Day of Week: Thursday
Course Length: 10 weeks
Starting: 09/23/2021
Ending: 12/09/2021
Period of Day: Period 2
Course Fee: $100.00
Standard period time.

Course Description:

Two heads are better than one, right? That’s especially true when it comes to solving the most puzzling crimes. We’ll look at five detective “teams” to see how the interplay of perspectives advances the plot and enhances the enjoyment of works by five very different, but very successful contemporary authors of mystery fiction. You’ll have two weeks to read each of the assigned books. Every other week, we will assign three or four short stories, mostly featuring a different “detective duo.”
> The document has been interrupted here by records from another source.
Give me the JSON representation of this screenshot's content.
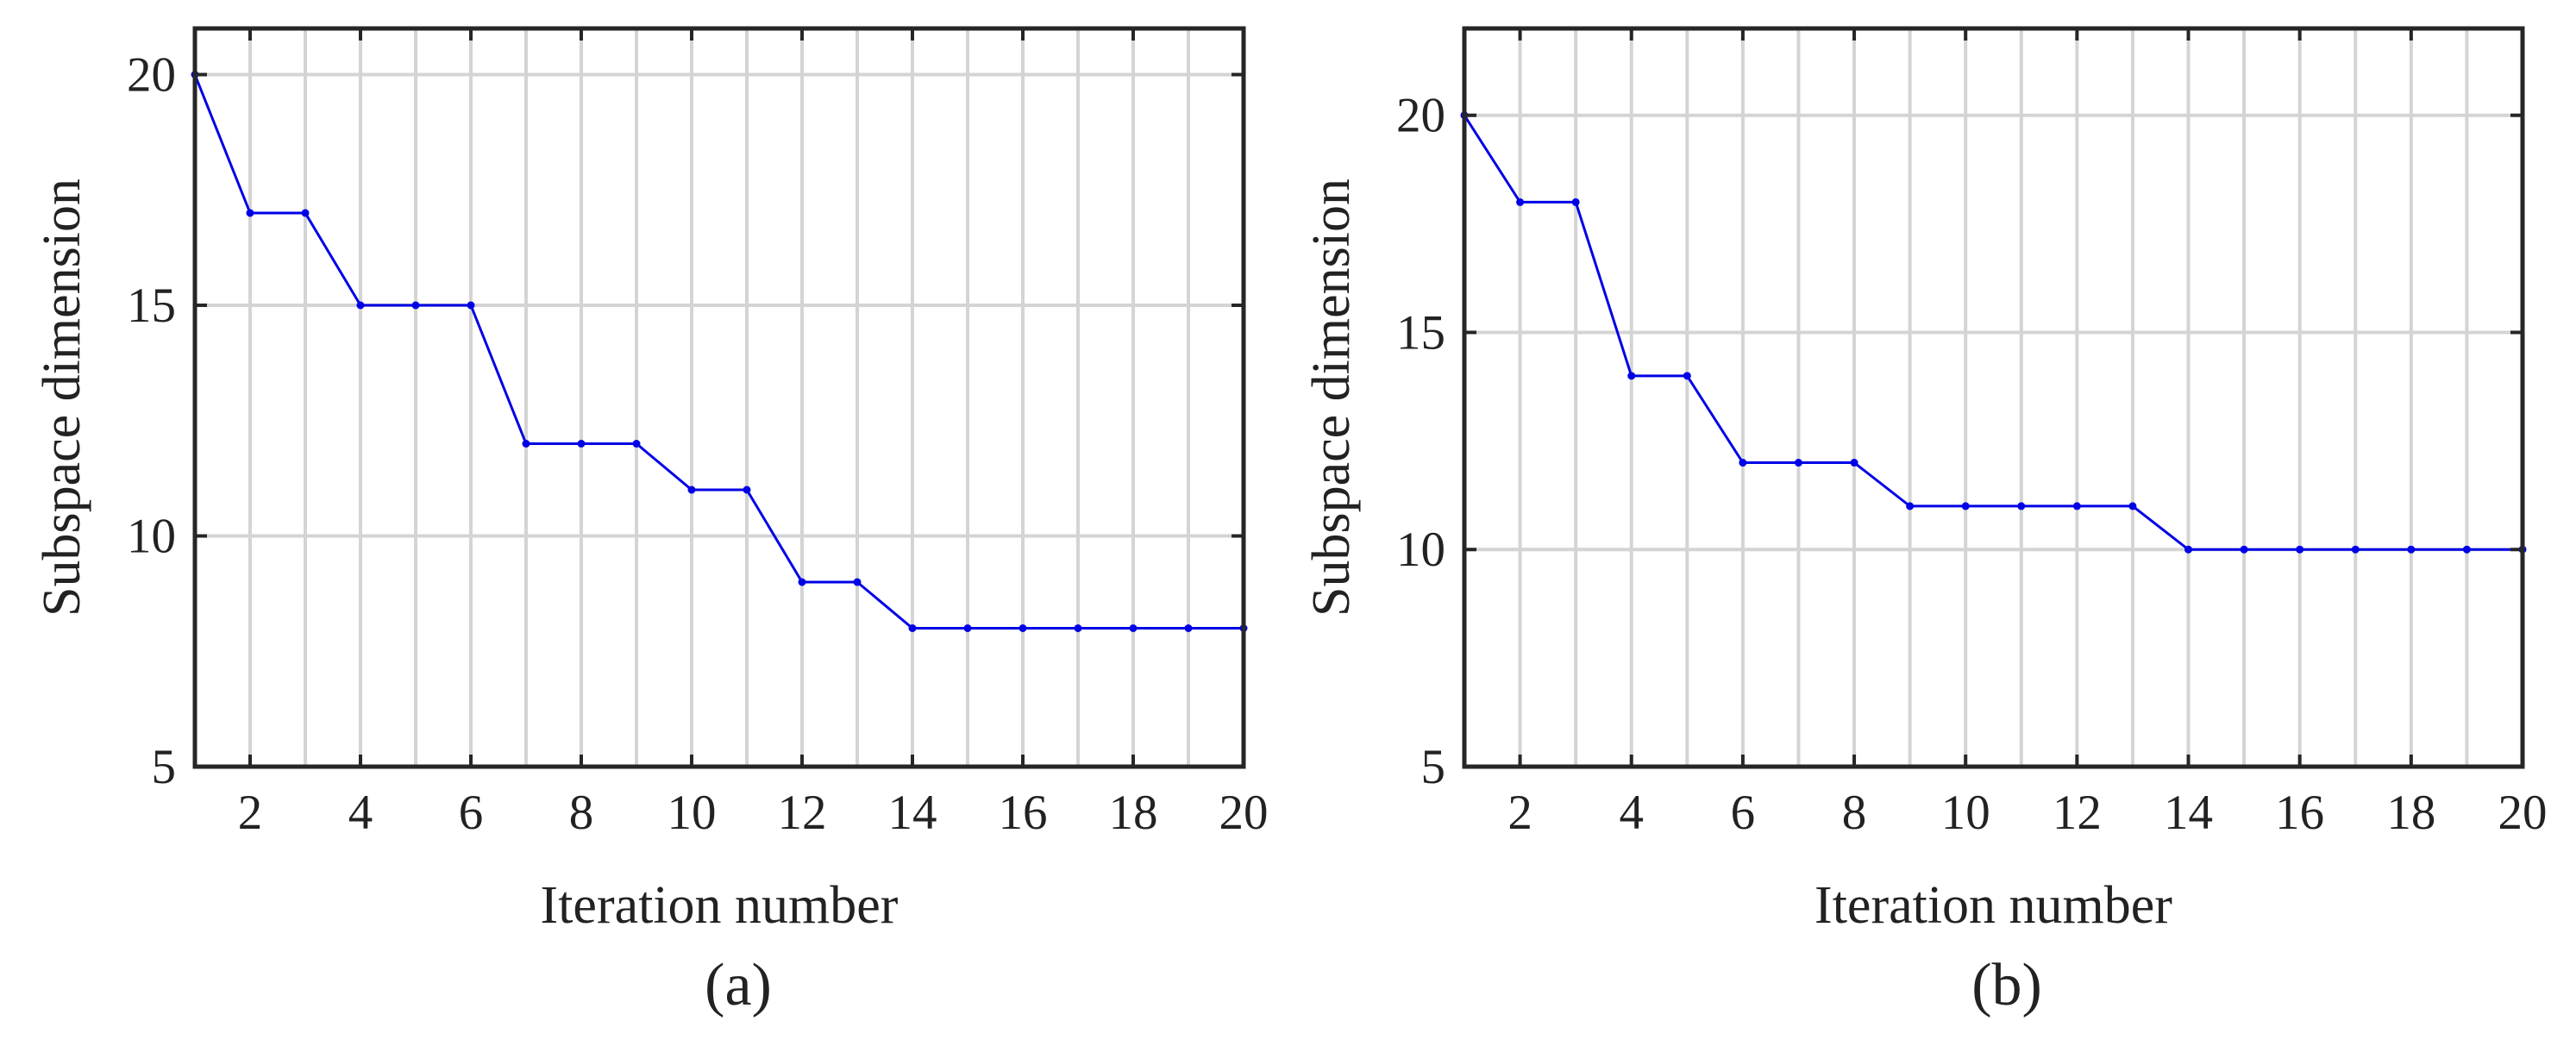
{
  "chart_data": [
    {
      "type": "line",
      "caption": "(a)",
      "xlabel": "Iteration number",
      "ylabel": "Subspace dimension",
      "xlim": [
        1,
        20
      ],
      "ylim": [
        5,
        21
      ],
      "xticks": [
        "2",
        "4",
        "6",
        "8",
        "10",
        "12",
        "14",
        "16",
        "18",
        "20"
      ],
      "yticks": [
        "5",
        "10",
        "15",
        "20"
      ],
      "grid": true,
      "series_color": "#0000e6",
      "x": [
        1,
        2,
        3,
        4,
        5,
        6,
        7,
        8,
        9,
        10,
        11,
        12,
        13,
        14,
        15,
        16,
        17,
        18,
        19,
        20
      ],
      "series": [
        {
          "values": [
            20,
            17,
            17,
            15,
            15,
            15,
            12,
            12,
            12,
            11,
            11,
            9,
            9,
            8,
            8,
            8,
            8,
            8,
            8,
            8
          ]
        }
      ]
    },
    {
      "type": "line",
      "caption": "(b)",
      "xlabel": "Iteration number",
      "ylabel": "Subspace dimension",
      "xlim": [
        1,
        20
      ],
      "ylim": [
        5,
        22
      ],
      "xticks": [
        "2",
        "4",
        "6",
        "8",
        "10",
        "12",
        "14",
        "16",
        "18",
        "20"
      ],
      "yticks": [
        "5",
        "10",
        "15",
        "20"
      ],
      "grid": true,
      "series_color": "#0000e6",
      "x": [
        1,
        2,
        3,
        4,
        5,
        6,
        7,
        8,
        9,
        10,
        11,
        12,
        13,
        14,
        15,
        16,
        17,
        18,
        19,
        20
      ],
      "series": [
        {
          "values": [
            20,
            18,
            18,
            14,
            14,
            12,
            12,
            12,
            11,
            11,
            11,
            11,
            11,
            10,
            10,
            10,
            10,
            10,
            10,
            10
          ]
        }
      ]
    }
  ]
}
This will be a highly interactive course, with short explanations, videos, author biographies and lots of time for lively discussion. Among the topics we expect to explore are the impact of differences in age, sex, class, race, ethnicity, and other factors in unravelling the mystery. Expect the unexpected: when we say “mixed,” we mean, not your average Starsky and Hutch! And we’ll explore the many and varied answers the group has to the basic question “What IS a mystery novel and why do you love them?”

Reading time for the short story weeks is about an hour. For the books, that depends on length of book, whether or not it’s a quick read, and of course, how fast you yourself read!

Books and Other Resources:

A Test of Wills, by Charles Todd
Well-schooled in Murder, by Elizabeth George
Sacred, by Dennis Lehane
The Brass Verdict by Michael Connelly
Blue Monday, by Nicci French

The short stories will be provided by email.

Course Leader Bio(s)

Dana Kaplan

I had a varied career as a marketing and sales promotional writer and manager of creative teams. My focus was business-to-business. I have been an avid reader of crime/mystery fiction my whole life, beginning (of course) with Nancy Drew. I enjoy approaching these books the same way I do all fiction worth reading: for plot, narrative progression, description, character treatment, and above all, the author’s underlying themes. With Sandy, I’ve taught two courses on mystery novels and one on the robber barons of the gilded age. We also ran a monthly summer book group, “Food and Memories,” focused on culinary memoirs.

Sandy Grasfield

I was a middle school librarian and media specialist for thirty years. I have taught several courses at LLAIC and elsewhere, including The History and Politics of Food, The Plays and Memoirs of Lillian Hellman, and Great Photographs and Photographers of the Depression Era.

Dana and I have presented two successful courses focused on mystery novels and one on the robber barons of the gilded age. We also ran a monthly summer book group, “Food and Memories,” focused on culinary memoirs.